“Conseguir poder de combate”: a China lançou ao mar o seu terceiro porta-aviões

17 jun, 07:39

Num momento em que os países do Indo-Pacífico entraram numa nova corrida às armas, a China lançou ao mar o seu terceiro porta-aviões, com tecnologia topo de gama. Até 2035, Pequim quer lançar outros três

A China lançou ao mar esta sexta-feira o seu terceiro porta-aviões, batizado com o nome da província de Fujian. A nova mega-embarcação do Exército de Libertação Popular foi lançada no porto de Xangai, em cujos estaleiros foi construída - a cerimónia teve pompa e circunstância, hino e champanhe, e direto televisivo do canal oficial CCTV.

O porta-aviões, com um deslocamento de mais de 80 mil toneladas, é maior e tem mais capacidade do que os dois já operados para Armada chinesa, e conta com tecnologia de ponta, como o sistema de catapulta eletromagnética, que permite o lançamento mais rápido de aviões de combate, com menos gasto de energia e menos exigências de manutenção - é o mesmo sistema de catapulta utilizado pelos porta-aviões norte-americanos da classe Gerald Ford.

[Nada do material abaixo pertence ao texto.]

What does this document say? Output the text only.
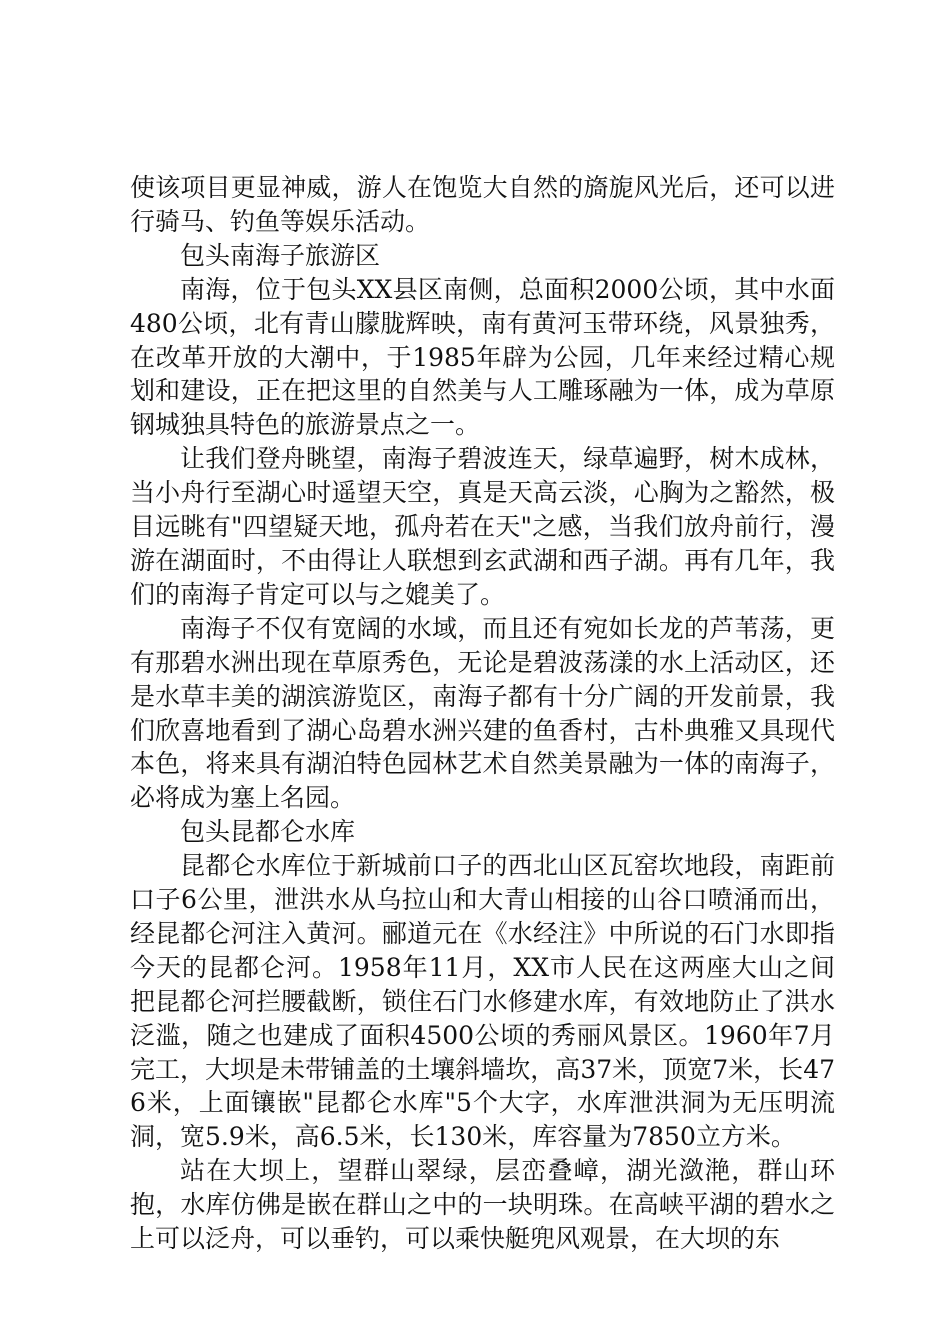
使该项目更显神威，游人在饱览大自然的旖旎风光后，还可以进行骑马、钓鱼等娱乐活动。

包头南海子旅游区

南海，位于包头XX县区南侧，总面积2000公顷，其中水面480公顷，北有青山朦胧辉映，南有黄河玉带环绕，风景独秀，在改革开放的大潮中，于1985年辟为公园，几年来经过精心规划和建设，正在把这里的自然美与人工雕琢融为一体，成为草原钢城独具特色的旅游景点之一。

让我们登舟眺望，南海子碧波连天，绿草遍野，树木成林，当小舟行至湖心时遥望天空，真是天高云淡，心胸为之豁然，极目远眺有"四望疑天地，孤舟若在天"之感，当我们放舟前行，漫游在湖面时，不由得让人联想到玄武湖和西子湖。再有几年，我们的南海子肯定可以与之媲美了。

南海子不仅有宽阔的水域，而且还有宛如长龙的芦苇荡，更有那碧水洲出现在草原秀色，无论是碧波荡漾的水上活动区，还是水草丰美的湖滨游览区，南海子都有十分广阔的开发前景，我们欣喜地看到了湖心岛碧水洲兴建的鱼香村，古朴典雅又具现代本色，将来具有湖泊特色园林艺术自然美景融为一体的南海子，必将成为塞上名园。

包头昆都仑水库

昆都仑水库位于新城前口子的西北山区瓦窑坎地段，南距前口子6公里，泄洪水从乌拉山和大青山相接的山谷口喷涌而出，经昆都仑河注入黄河。郦道元在《水经注》中所说的石门水即指今天的昆都仑河。1958年11月，XX市人民在这两座大山之间把昆都仑河拦腰截断，锁住石门水修建水库，有效地防止了洪水泛滥，随之也建成了面积4500公顷的秀丽风景区。1960年7月完工，大坝是未带铺盖的土壤斜墙坎，高37米，顶宽7米，长476米，上面镶嵌"昆都仑水库"5个大字，水库泄洪洞为无压明流洞，宽5.9米，高6.5米，长130米，库容量为7850立方米。

站在大坝上，望群山翠绿，层峦叠嶂，湖光潋滟，群山环抱，水库仿佛是嵌在群山之中的一块明珠。在高峡平湖的碧水之上可以泛舟，可以垂钓，可以乘快艇兜风观景，在大坝的东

O lançamento do novo porta-aviões não significa que este esteja pronto, apenas que terminou a fase de construção em doca seca. Começa agora uma nova fase dos trabalhos, desde que nos testes de navegação não sejam detetadas fugas. Seguem-se trabalhos com equipamentos e inúmeros outros testes antes do navio ir para alto mar. Ou seja, demorará algum tempo até estar completamente operacional. 

O lançamento do Fujian devia ter acontecido mais cedo, mas sofreu, pelo menos, dois atrasos. O primeiro foi provocado pelo lockdown de Xangai, quando a cidade passou dois meses sob rigoroso confinamento por causa do surto de covid. O segundo adiamento terá acontecido devido a dificuldades técnicas, mas as razões nunca foram esclarecidas.

Duplicar número de porta-aviões até 2035

Em todo o caso, com o lançamento deste navio, a China passa a ocupar o segundo lugar no ranking dos países com porta-aviões. Os Estados Unidos são, de longe, o país com mais porta-aviões em todo o mundo: dos 22 existentes, metade são norte-americanos (nestas contas não entram porta-helicópteros).

E estamos apenas a meio do caminho já traçado por Xi Jimping. Até 2035, Pequim quer duplicar para seis o seu número de porta-aviões. Uma missão possível, tendo em conta que até há 11 anos a China não tinha qualquer porta-aviões. O primeiro foi lançado em setembro de 2012, construído a partir de um navio soviético inacabado que Pequim comprou… à Ucrânia.

Dos seis porta-aviões que pretende até 2035, quatro deverão ter propulsão nuclear, o que permite missões em teatros operacionais mais distantes.

Pouco equipamento - se é que algum outro - projeta uma imagem de força e poder militar como um porta-aviões. O seu envio para qualquer parte do mundo costuma ser um sinal de aviso impossível de ignorar em momentos de tensão militar.

É o que tem acontecido, por exemplo, no Mar do Sul da China e no Estreito de Tawian, onde embarcações de guerra chinesas, norte-americanas, taiwanesas, japonesas e sul-coreanas se cruzam com frequência, acompanhando a escalada de tensão nestas partes do globo. O envio de porta-aviões dos EUA e da China costuma ser um ponto alto sempre que qualquer destes países pretende mostrar músculo.

Num momento em que os grandes países do Indo-Pacífico - da Índia à Austrália, passando pelo Japão e China, Coreia do Sul e Coreia do Norte - estão numa nova corrida às armas, o lançamento do terceiro porta-aviões chines não passa despercebido pela mensagem de poderio militar que transmite.

E, caso houvesse dúvidas, ficariam esclarecidas com as faixas visíveis na cerimónia desta sexta-feira na doca 4 do estaleiro de Jiangnam, em Xangai. "Alcançar poder de combate - lutar para construir uma Armada de classe mundial", lia-se numa dessas faixas.

A China já tem a maior marinha de guerra do mundo em número de navios - mas essa contabilidade é empolada por muitas embarcações de pequeno e médio porte. Mas Pequim não quer ter apenas a maior, também quer ter a Armada mais poderosa do mundo.